Area terms in entanglement entropy

TL;DR

This work demonstrates that universal area terms in entanglement entropy can be robustly defined in flat-space QFT by mutual information regularization, and that Rosenhaus-Smolkin's first-law approach is equivalent to the Adler-Zee expression for renormalization of the Newton constant when evaluated with the correct stress-tensor and modular-Hamiltonian structure. It clarifies how ambiguities from stress-tensor improvement, boundary terms, and contact terms affect the calculations, and provides explicit results for free fields (scalars and fermions) as well as insights for interacting theories via the $O(N)$ model and holographic comparisons. The paper connects area-term running to c-theorems in two and three dimensions, illustrating how universal terms constrain RG flows and the F-theorem, and discusses how these universal quantities inform holographic entropy computations and gravity's role in entanglement. Overall, it establishes a coherent, regulator-independent picture of area terms in EE, highlighting the interplay between quantum field theory in flat space and gravitational renormalization, with implications for holography and quantum information approaches to many-body physics.

Abstract

We discuss area terms in entanglement entropy and show that a recent formula by Rosenhaus and Smolkin is equivalent to the term involving a correlator of traces of the stress tensor in Adler-Zee formula for the renormalization of the Newton constant.

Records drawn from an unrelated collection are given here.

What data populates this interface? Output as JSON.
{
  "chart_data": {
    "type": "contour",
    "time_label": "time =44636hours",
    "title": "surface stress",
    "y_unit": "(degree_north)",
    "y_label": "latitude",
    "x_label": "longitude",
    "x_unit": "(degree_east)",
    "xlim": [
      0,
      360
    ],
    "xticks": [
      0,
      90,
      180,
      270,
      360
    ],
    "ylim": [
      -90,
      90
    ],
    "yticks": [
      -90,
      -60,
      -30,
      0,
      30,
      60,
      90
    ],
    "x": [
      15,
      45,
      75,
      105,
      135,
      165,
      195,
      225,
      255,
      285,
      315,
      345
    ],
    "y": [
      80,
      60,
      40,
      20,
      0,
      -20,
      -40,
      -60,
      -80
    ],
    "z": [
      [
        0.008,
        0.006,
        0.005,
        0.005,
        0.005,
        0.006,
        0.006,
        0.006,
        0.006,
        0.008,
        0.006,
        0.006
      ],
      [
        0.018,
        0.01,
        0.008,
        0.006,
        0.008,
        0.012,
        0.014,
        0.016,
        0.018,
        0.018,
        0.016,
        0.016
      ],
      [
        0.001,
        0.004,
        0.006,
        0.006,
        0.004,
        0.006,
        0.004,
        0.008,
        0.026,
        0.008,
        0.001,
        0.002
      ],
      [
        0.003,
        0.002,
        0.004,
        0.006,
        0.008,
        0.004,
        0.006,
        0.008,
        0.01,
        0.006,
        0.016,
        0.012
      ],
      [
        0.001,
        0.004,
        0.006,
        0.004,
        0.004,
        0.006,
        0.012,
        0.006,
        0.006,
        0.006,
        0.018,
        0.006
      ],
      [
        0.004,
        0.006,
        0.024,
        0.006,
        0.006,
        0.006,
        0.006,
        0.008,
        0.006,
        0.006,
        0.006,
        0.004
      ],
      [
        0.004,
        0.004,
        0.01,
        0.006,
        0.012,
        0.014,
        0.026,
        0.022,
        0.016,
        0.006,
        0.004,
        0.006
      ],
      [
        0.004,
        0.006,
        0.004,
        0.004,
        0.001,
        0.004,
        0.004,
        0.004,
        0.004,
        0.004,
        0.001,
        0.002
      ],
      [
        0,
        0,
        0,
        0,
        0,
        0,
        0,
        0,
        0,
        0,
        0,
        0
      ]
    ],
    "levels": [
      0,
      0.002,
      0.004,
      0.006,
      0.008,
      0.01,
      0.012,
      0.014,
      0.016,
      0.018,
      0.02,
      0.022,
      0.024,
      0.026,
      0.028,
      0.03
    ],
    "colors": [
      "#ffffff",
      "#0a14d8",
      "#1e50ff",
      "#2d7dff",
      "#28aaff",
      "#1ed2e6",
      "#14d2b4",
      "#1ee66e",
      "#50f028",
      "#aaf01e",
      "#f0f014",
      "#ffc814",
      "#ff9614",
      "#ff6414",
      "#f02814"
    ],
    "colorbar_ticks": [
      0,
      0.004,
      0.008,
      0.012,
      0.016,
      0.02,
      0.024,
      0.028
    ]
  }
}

We elaborate on how to fix the ambiguities in these formulas: Improving terms for the stress tensor of free fields, boundary terms in the modular Hamiltonian, and contact terms in the Euclidean correlation functions. We make computations for free fields and show how to apply these calculations to understand some results for interacting theories which have been studied in the literature. We also discuss an application to the F-theorem.